7:53 am (Hawaii) Got up a little while ago, found the market flat/mixed. Then I did my usual checking around. FAZ opened at 72+, dipped to 68+ and I missed it because I was asleep. It's now above 70. Volume in FAZ and the bankster stocks is mediocre, which tells me this is probably a dead-cat bounce for the finnies.
Then I checked on paper gold and silver. I'm completely in cash and haven't been willing to touch AGQ or DGP of late. DGP is at 54+, quite a good price to keep an eye on. But AGQ is at 115+. I had to do a double take. It's gone from 200 two days ago to 110 today. This kind of insanity has happened before, like when it fell from 382 to 150 or so earlier this year. That's the true nature of a 3x bull ETF, especially when it's tracking a severely manipulated spot price.
I'm glad I had the sense to stay out of the paper on the long side. However, I'm bummed that I didn't at least have a small position in DZZ (gold short) or ZSL (short silver). DZZ was up 8.6% and ZSL was up 30% at last check. Yup, 30%. I can deal with spot price being, well, spotty. My very modest physical stash is a store of value, not a treasure chest. So I'm looking at the probability of more inflation, more scarcity in basic resources and goods, especially being here in the islands. We're subject to powers of other places, dependent on shippers for most of our goods and food. So in this downturn, I'll continue to be picky about price when I shop and load up on basic necessities. It will not shock me when Matson or other transports here declare delays in delivery of these basics. Then prices will skyrocket from time to time. We're at their mercy.

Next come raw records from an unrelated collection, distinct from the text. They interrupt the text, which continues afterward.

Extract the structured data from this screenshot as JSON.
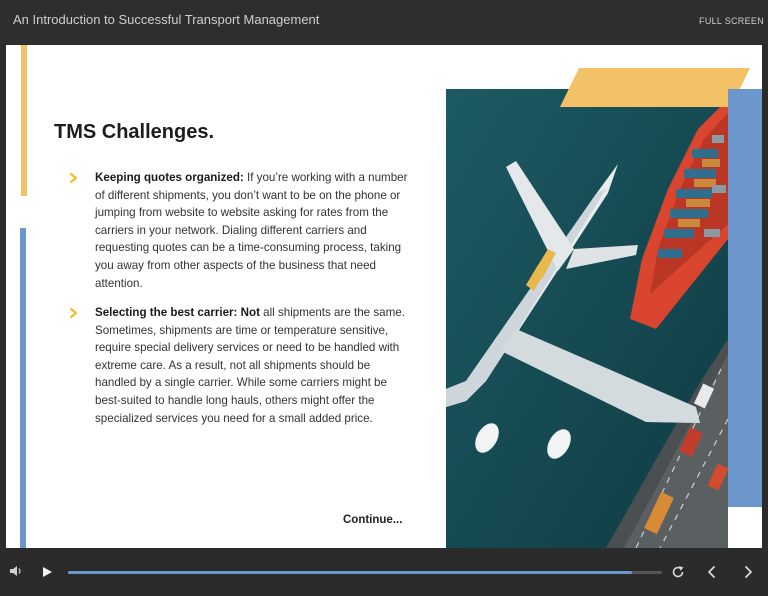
{
  "header": {
    "course_title": "An Introduction to Successful Transport Management",
    "fullscreen_label": "FULL SCREEN"
  },
  "slide": {
    "heading": "TMS Challenges.",
    "bullets": [
      {
        "bold": "Keeping quotes organized:",
        "text": " If you’re working with a number of different shipments, you don’t want to be on the phone or jumping from website to website asking for rates from the carriers in your network. Dialing different carriers and requesting quotes can be a time-consuming process, taking you away from other aspects of the business that need attention."
      },
      {
        "bold": "Selecting the best carrier: Not",
        "text": " all shipments are the same. Sometimes, shipments are time or temperature sensitive, require special delivery services or need to be handled with extreme care. As a result, not all shipments should be handled by a single carrier. While some carriers might be best-suited to handle long hauls, others might offer the specialized services you need for a small added price."
      }
    ],
    "continue_label": "Continue..."
  },
  "player": {
    "progress": 0.95
  },
  "icons": {
    "bullet": "chevron-right-icon",
    "volume": "volume-icon",
    "play": "play-icon",
    "replay": "replay-icon",
    "prev": "chevron-left-icon",
    "next": "chevron-right-icon"
  },
  "colors": {
    "accent_yellow": "#f3c266",
    "accent_blue": "#6b97cc",
    "chevron": "#f2b92b",
    "chrome": "#2b2b2b"
  }
}
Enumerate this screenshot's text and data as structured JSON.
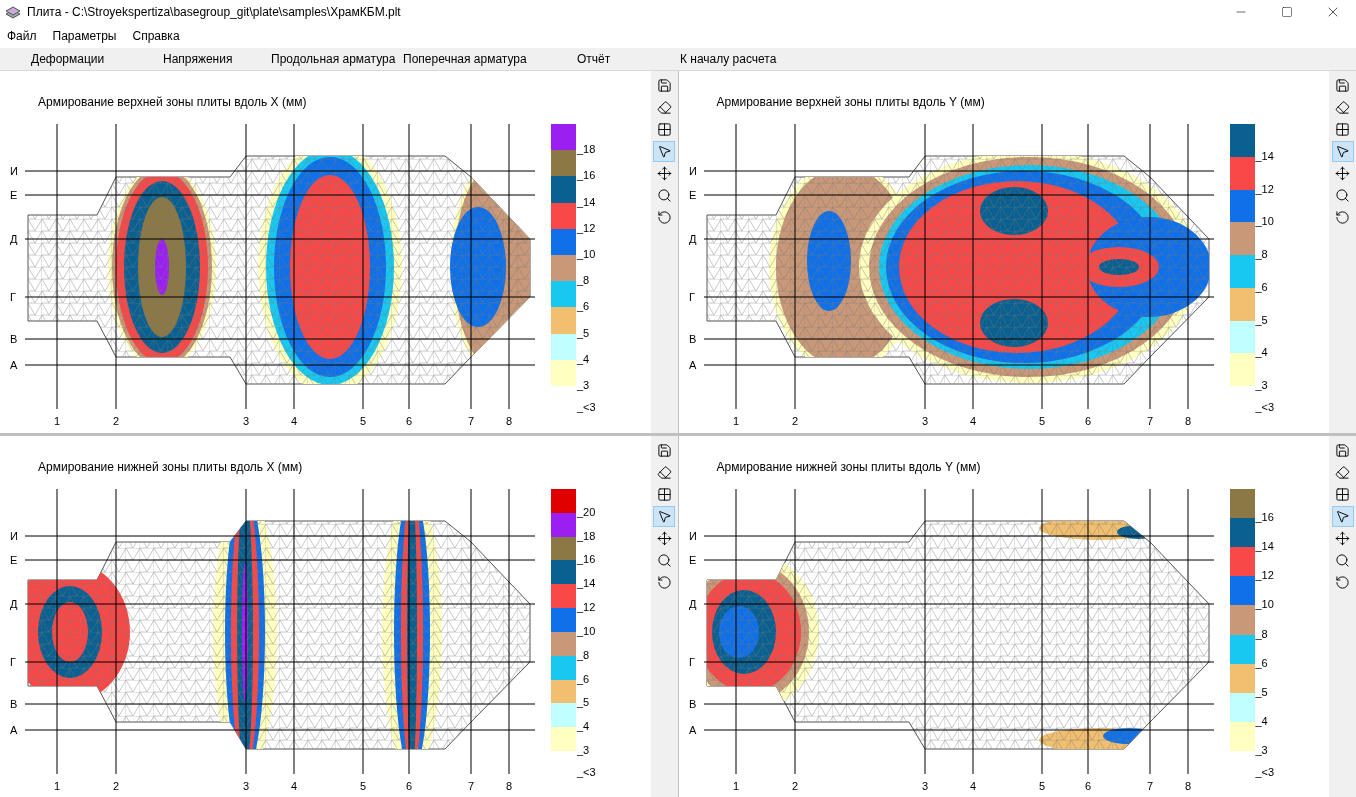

As I type, AGQ is up to 119 and I've been considering a tiny scale-in position. It's so beaten up, losing almost half its value in two days, far worse than what's happened to the indices this week. But I also remember what I saw on spot silver's chart. The last time it had a serious decline was after the run to 21. From there, it fell below 9. That's serious. We had a price pullback from 49 to 32 recently, but it doesn't compare to 21-to-9.
At that decline rate, current price would fall even more. It would go from 49 to 21. I did that math a few months ago and didn't think it would realistically happen, not with growing interest and demand. However, recessionary pressures are real and the latest declaration from Bernanke, FedEx, etc don't help spot price for silver.
BrotherJohnF makes an argument that spot silver should not be in this major decline. He argues that demand for silver-related products like cellphones and computers remains high globally, citing numbers out of Brazil, China, India. But does that mean spot silver price has bottomed today? Is $30 the new bottom for silver? This is a time when most silver traders are running away and smart traders are stepping in. But silver seemed to be cheap yesterday, too. It's a tough call and the only move I'll make is to scale in with tiny position.
Two days ago, I would've been pleasantly surprised with AGQ at 180 or 160. But at 119, it would've been almost too preposterous to believe. In general, between the banksters and FAZ, spot gold and silver vs bankster shorts and economic puppeteering gone bad across the galaxy, I'm in no rush to dive in head first. But this is a good time to watch closely. Or get out and enjoy life away from this chaos for a day.
Right now, ASEs are going for $35.03. An AGE is $1,741. US Mint started selling its America the Beautiful 5-oz Gettysburg coin at the regular price of $279. That comes out to $56 an oz, or 87% over spot. With all of their price increases in the past few months, I don't see the US Mint lowering its silver and gold prices at all. Ever. I'll take a pass for now. In fact, I'd rather make some fiat profit by trading DGP or AGQ or FAZ, then use that to buy metal at these discounted prices.